Consider The Gains And The Losses
All debt isn’t the same and the earnings you stand to make on your investments are also subject to the market. So, it wouldn’t be smart to have a blanket answer on what the better option would be for you. Instead, take some time to think of your unique situation. Weigh the pros and cons of each financial choice while factoring in your current income and needs. And don’t be afraid to do some maths! Calculate if you will earn more on your investments right now with the current trend of higher interest offerings? Is repaying your debt going to cost you in prepayment penalties or foreclosure charges? Consider these costs to make the right decision, and take the pulse of the news.

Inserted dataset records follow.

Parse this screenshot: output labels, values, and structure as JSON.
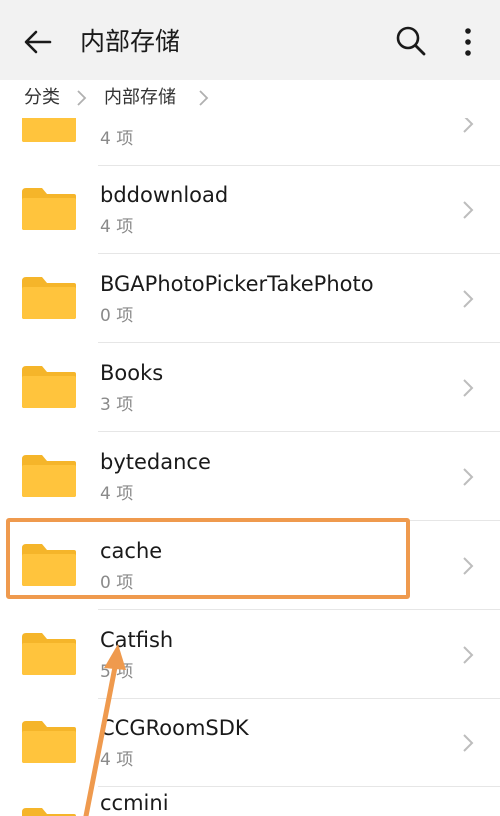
{
  "header": {
    "title": "内部存储"
  },
  "breadcrumb": {
    "items": [
      "分类",
      "内部存储"
    ]
  },
  "folders": [
    {
      "name": "",
      "count": "4 项"
    },
    {
      "name": "bddownload",
      "count": "4 项"
    },
    {
      "name": "BGAPhotoPickerTakePhoto",
      "count": "0 项"
    },
    {
      "name": "Books",
      "count": "3 项"
    },
    {
      "name": "bytedance",
      "count": "4 项"
    },
    {
      "name": "cache",
      "count": "0 项"
    },
    {
      "name": "Catfish",
      "count": "5 项"
    },
    {
      "name": "CCGRoomSDK",
      "count": "4 项"
    },
    {
      "name": "ccmini",
      "count": ""
    }
  ],
  "colors": {
    "folder": "#ffc43d",
    "folder_tab": "#f5b52a",
    "highlight": "#ef9a4e",
    "arrow": "#ef9a4e"
  },
  "icons": {
    "back": "arrow-left-icon",
    "search": "search-icon",
    "more": "more-vert-icon",
    "folder": "folder-icon",
    "chevron": "chevron-right-icon"
  }
}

For example, as per the recent 2018 Union Budget, investing in high-yielding returns like that of equity may seem relatively unattractive thanks to the addition of LTCG tax. Do you stand to gain what you think you can despite this tax? Also, consider whether continuing to repay a long-term debt like a home loan will offer you annual tax savings that you may be losing on out when you foreclose the loan. However, if your current loan interest rates are low, now is the right time to prepay. This will help you save a huge chunk on repayment and needless interest payment and you can subsequently channel into investments.
Determine The Risk Involved
This is especially important if you are considering investing in order to gain high returns and repay your debt while also growing your corpus. Examine your investment options so as to measure the guarantee of returns and the income earned after the subtraction of taxes and all other costs. You may also consider the risk involved in borrowing any additional credit, such as a debt consolidation loan, to repay your debts or draining all your resources into repaying your debt along with any additional charges. You may feel like you are gaining mental peace when you don’t see EMIs on your bank statement, but sometimes, it may be riskier to pay off all your debt than to make minimum payments towards it.
Consider Both Investing And Paying Off Debt
One of the most apt solutions for you may be to pay off debt while also investing, if your financial resources permit you to do so. In such cases, you can plan to invest in a high-yielding investment that offers some degree of assurance while also making at least a part-prepayment on your debt. With a reduced loan amount, your interest expense is likely to reduce, taking away some of the weight on your shoulders. Continue to make part pre-payments if possible and consider using the returns from your investments for doing this. While keeping the above pointers in mind, you can tailor-make your own solution to the debt vs. investment dilemma and emerge a winner.